Even more recently, in April of 2007, scientists showed, for the first time, that obesity is linked to a gene common in the population. A large group of U.K. scientists, led by Andrew Hattersley of the Peninsula Medical School and Mark McCarthy of the University of Oxford, found that a specific variation in the FTO gene — present in 16 percent of the nearly 39,000 people studied — was associated with extra body fat, obesity, and type II diabetes. This was the first clear evidence that a common gene significantly increased the risk of obesity in some people. While the recent finding is important, it’s not yet known what the FTO gene does and how it predisposes individuals to obesity. Nevertheless, FTO has already been dubbed the “obesity gene,” and has added further support for the idea that obesity is a product of biology and genes, not of poor personal choice.

Leptin, orexin, and possibly FTO are all parts of a biological system of signals that tightly regulates our caloric intake and energy expenditure. These signals modulate areas of the brain, such as the hypothalamus, that control how much we eat, sleep, and move. The reason why it is difficult to lose weight and to keep it off is because these processes are all designed to resist weight changes. When our bodies detect weight loss, they produce signals to make us hungry. Getting someone to ignore these signals is like telling them to voluntarily stop breathing; they can hold their breath for some time, but eventually they will have to breathe because it’s biologically hardwired. It is these biological and genetic variations among individuals that will eventually explain why some of us gain weight easily, while others, with similar lifestyles and diets, do not. Several recent books explore the science of obesity and dieting, including Ellen Shell’s The Hungry Gene: The Science of Fat and the Future of Thin and Gina Kolata’s Rethinking Thin.

Mind over body

While science has worked to reveal the strong role of genes that predispose an individual to obesity, a person’s — and his or her genes’ — interaction with the environment are still crucial to how heavy a person will be. Unfortunately, in the recent past, America’s dietary environment has become increasingly toxic. The widespread availability of cheap, easy-to-prepare, high-fat foods coupled with increasingly sedentary work and life settings has greatly increased the number of obese in the United States, and indeed worldwide. It’s deceptively easy to eat a lot of food and then sit down for most of the day — first at the office, then at home.
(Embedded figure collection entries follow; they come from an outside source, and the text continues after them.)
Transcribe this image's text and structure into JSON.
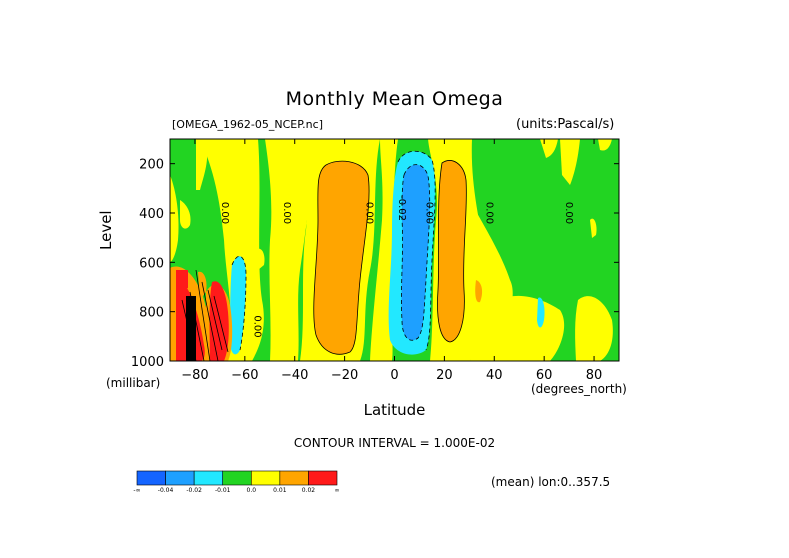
{
  "chart_data": {
    "type": "heatmap",
    "title": "Monthly Mean Omega",
    "source_label": "[OMEGA_1962-05_NCEP.nc]",
    "units_label": "(units:Pascal/s)",
    "xlabel": "Latitude",
    "x_units": "(degrees_north)",
    "ylabel": "Level",
    "y_units": "(millibar)",
    "xlim": [
      -90,
      90
    ],
    "ylim": [
      1000,
      100
    ],
    "x_ticks": [
      -80,
      -60,
      -40,
      -20,
      0,
      20,
      40,
      60,
      80
    ],
    "x_tick_labels": [
      "−80",
      "−60",
      "−40",
      "−20",
      "0",
      "20",
      "40",
      "60",
      "80"
    ],
    "y_ticks": [
      200,
      400,
      600,
      800,
      1000
    ],
    "y_tick_labels": [
      "200",
      "400",
      "600",
      "800",
      "1000"
    ],
    "contour_interval_label": "CONTOUR INTERVAL = 1.000E-02",
    "mean_label": "(mean) lon:0..357.5",
    "contour_labels": [
      {
        "text": "0.00",
        "lat": -68,
        "lev": 400
      },
      {
        "text": "0.00",
        "lat": -43,
        "lev": 400
      },
      {
        "text": "0.00",
        "lat": -10,
        "lev": 400
      },
      {
        "text": "0.00",
        "lat": 14,
        "lev": 400
      },
      {
        "text": "0.00",
        "lat": 38,
        "lev": 400
      },
      {
        "text": "0.00",
        "lat": 70,
        "lev": 400
      },
      {
        "text": "-0.02",
        "lat": 3,
        "lev": 380
      },
      {
        "text": "0.00",
        "lat": -55,
        "lev": 860
      }
    ],
    "colorbar": {
      "colors": [
        "#1464ff",
        "#1ea0ff",
        "#22e8ff",
        "#22d422",
        "#ffff00",
        "#ffa500",
        "#ff1a1a"
      ],
      "labels": [
        "-∞",
        "-0.04",
        "-0.02",
        "-0.01",
        "0.0",
        "0.01",
        "0.02",
        "∞"
      ]
    },
    "regions": [
      {
        "value": "positive",
        "color": "#ffa500",
        "lat": [
          -28,
          -14
        ],
        "lev": [
          170,
          960
        ]
      },
      {
        "value": "positive",
        "color": "#ffa500",
        "lat": [
          19,
          30
        ],
        "lev": [
          150,
          910
        ]
      },
      {
        "value": "negative",
        "color": "#1ea0ff",
        "lat": [
          -2,
          10
        ],
        "lev": [
          130,
          930
        ]
      },
      {
        "value": "strong positive",
        "color": "#ff1a1a",
        "lat": [
          -90,
          -65
        ],
        "lev": [
          600,
          1000
        ]
      },
      {
        "value": "negative",
        "color": "#22e8ff",
        "lat": [
          -66,
          -59
        ],
        "lev": [
          480,
          960
        ]
      }
    ]
  }
}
Stacey Eddy is all too aware of these facts and the uphill battle she has against her own body, so she’s been taking steps to change her behavior. Her portions are now smaller, and she has changed her whole mentality towards eating. When a craving strikes for sweets, such as a candy bar, she breaks the candy bar in half and throws the other half away. Eddy explains, “I used to eat food like an addict would drink alcohol. I emotionally eat for the same reasons that someone would drink a six-pack of beer.” But now she doesn’t indulge in snacks or ice cream when it’s been an emotional day. She rewards herself with things other than food, like buying herself a new wallet when she reached 330 pounds. Another motivational strategy she uses is to set small goals for herself, like buying pants that are too small and seeing how long it takes for her to fit into them. Her pant size used to be a 42 (plus size 4X), but now she fits nicely into a size 26.

With her up-to-date knowledge about both the physiology and the psychology of obesity, Eddy is using her mind and will to shape her new body. She has already lost over 110 pounds from her maximum weight, and is steadily making progress toward her target of 150 pounds. Her story is an example of how people who are predisposed to obesity can learn to manage their bodies and rein in the genes that nature gave them. When Eddy was over 400 pounds, she could not imagine what being 300 pounds would feel like. Now that she is almost 300 pounds, she can start to see herself at 200. She hasn’t been less than 300 pounds since the sixth grade. Someday soon, her bus rides will be a whole new experience.